Faithless, by Karin Slaughter. Not one of my favorite books this year. It lacked something. Every female character was the “walking wounded,” a person of intense emotional baggage and pain and extremely vulnerable, particularly to the men around her (men who fit Gavin de Becker’s profile of stalker/bad guys– even the good guys do!) I know this is the latest in a long series featuring the same characters, which is probably why the damage and pathos of the various characters didn’t really ring true for me. Instead, I get the impression that living in this small town in Georgia is very hazardous to one’s health, and that is particularly true if you personally know the detective or the town’s coroner.
#69:The Gift of Fear, by Gavin De Becker. Probably one of the most important books I’ve read this year. This book is a must-read for every woman in America. It talks about the use of real, genuine fear in protecting ourselves from violence and abuse, and how to identify and act on early warning signals that a person is going to become violent. It also talks at some length about how to prevent children from turning into violent people (tip: Be a loving parent. That’s all it takes. Love and attention. Amazing, no?) And repeatedly, there is the theme that the media is severely letting down the public by turning news reports into advertisements for violence-as-attention-getting, and by continuing to claim that “no one could have predicted this shocking tragedy” when, in reality, most of the time the tragedy was foreshadowed by violent behavior, expressions of violent or suicidal thoughts, and a fascination with weapons and other tools of violence. Really an amazing book and well worth the read.
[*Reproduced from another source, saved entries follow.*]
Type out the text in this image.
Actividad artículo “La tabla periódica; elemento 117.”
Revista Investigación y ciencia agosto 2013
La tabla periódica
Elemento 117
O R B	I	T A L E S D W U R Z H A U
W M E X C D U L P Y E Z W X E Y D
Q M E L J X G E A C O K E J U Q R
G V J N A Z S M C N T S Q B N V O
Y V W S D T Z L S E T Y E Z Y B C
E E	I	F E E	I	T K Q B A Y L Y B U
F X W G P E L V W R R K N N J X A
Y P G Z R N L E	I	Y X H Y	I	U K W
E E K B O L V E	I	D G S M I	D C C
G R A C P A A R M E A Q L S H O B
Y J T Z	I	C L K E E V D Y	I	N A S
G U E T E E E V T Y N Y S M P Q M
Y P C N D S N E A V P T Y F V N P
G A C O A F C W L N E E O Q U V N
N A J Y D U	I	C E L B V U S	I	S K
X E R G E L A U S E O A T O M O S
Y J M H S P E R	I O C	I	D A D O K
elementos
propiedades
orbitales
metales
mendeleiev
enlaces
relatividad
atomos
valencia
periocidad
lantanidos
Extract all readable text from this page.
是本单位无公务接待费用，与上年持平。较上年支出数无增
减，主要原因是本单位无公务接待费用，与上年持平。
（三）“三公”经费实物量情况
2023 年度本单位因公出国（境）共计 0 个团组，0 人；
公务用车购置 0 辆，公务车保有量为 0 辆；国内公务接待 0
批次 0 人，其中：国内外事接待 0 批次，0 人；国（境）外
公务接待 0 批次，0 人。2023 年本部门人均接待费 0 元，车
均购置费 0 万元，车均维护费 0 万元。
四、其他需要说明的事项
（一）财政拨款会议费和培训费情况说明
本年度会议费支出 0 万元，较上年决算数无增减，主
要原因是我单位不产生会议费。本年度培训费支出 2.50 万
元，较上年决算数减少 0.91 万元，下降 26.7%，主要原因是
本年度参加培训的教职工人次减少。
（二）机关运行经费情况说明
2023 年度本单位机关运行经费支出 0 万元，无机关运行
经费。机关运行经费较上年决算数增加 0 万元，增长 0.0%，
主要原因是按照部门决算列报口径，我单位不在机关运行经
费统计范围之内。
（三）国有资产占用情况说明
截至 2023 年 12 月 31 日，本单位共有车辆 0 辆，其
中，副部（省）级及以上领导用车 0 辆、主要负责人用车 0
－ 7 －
De Becker also talks about how to identify in the first meeting when you’re encountering someone who is a “bad guy” (and he’s not terribly apologetic about the male pronouns, here– de Becker rightly points out that the vast majority of violence is perpetrated by men, and the vast majority of victims are women and children).
Buffy Wolves at the Gate. The 3rd trade paperback in Season Eight. Good, but the pacing seemed off and… there were two rather important (not going to spoil it) character events that didn’t jive with what I think of as the Buffyverse.
That’s it. For 2008, my total was 70 books read. I also read a number of partial books and Kindle samples, though I didn’t read nearly as many magazines this year as I should have (I have about 6 subscriptions to knitting and spinning magazines, the NYT daily review on audible.com and a couple of Kindle subscriptions for Analog and Asimov’s).
Last year, I read 101 books, the most I’ve read in a single year outside of college. At the end of last year I said: “Next year, I will just stick to a nice goal of 50 books, and will try to add in some more broccoli.”
This year, my “broccoli” books included several political books, including The Audacity of Hope, The Wrecking Crew, and All the President’s Men. About 80% of my books were fiction. About 10% of them were work-related. This was also the year I started reading ebooks more seriously and with greater dedication.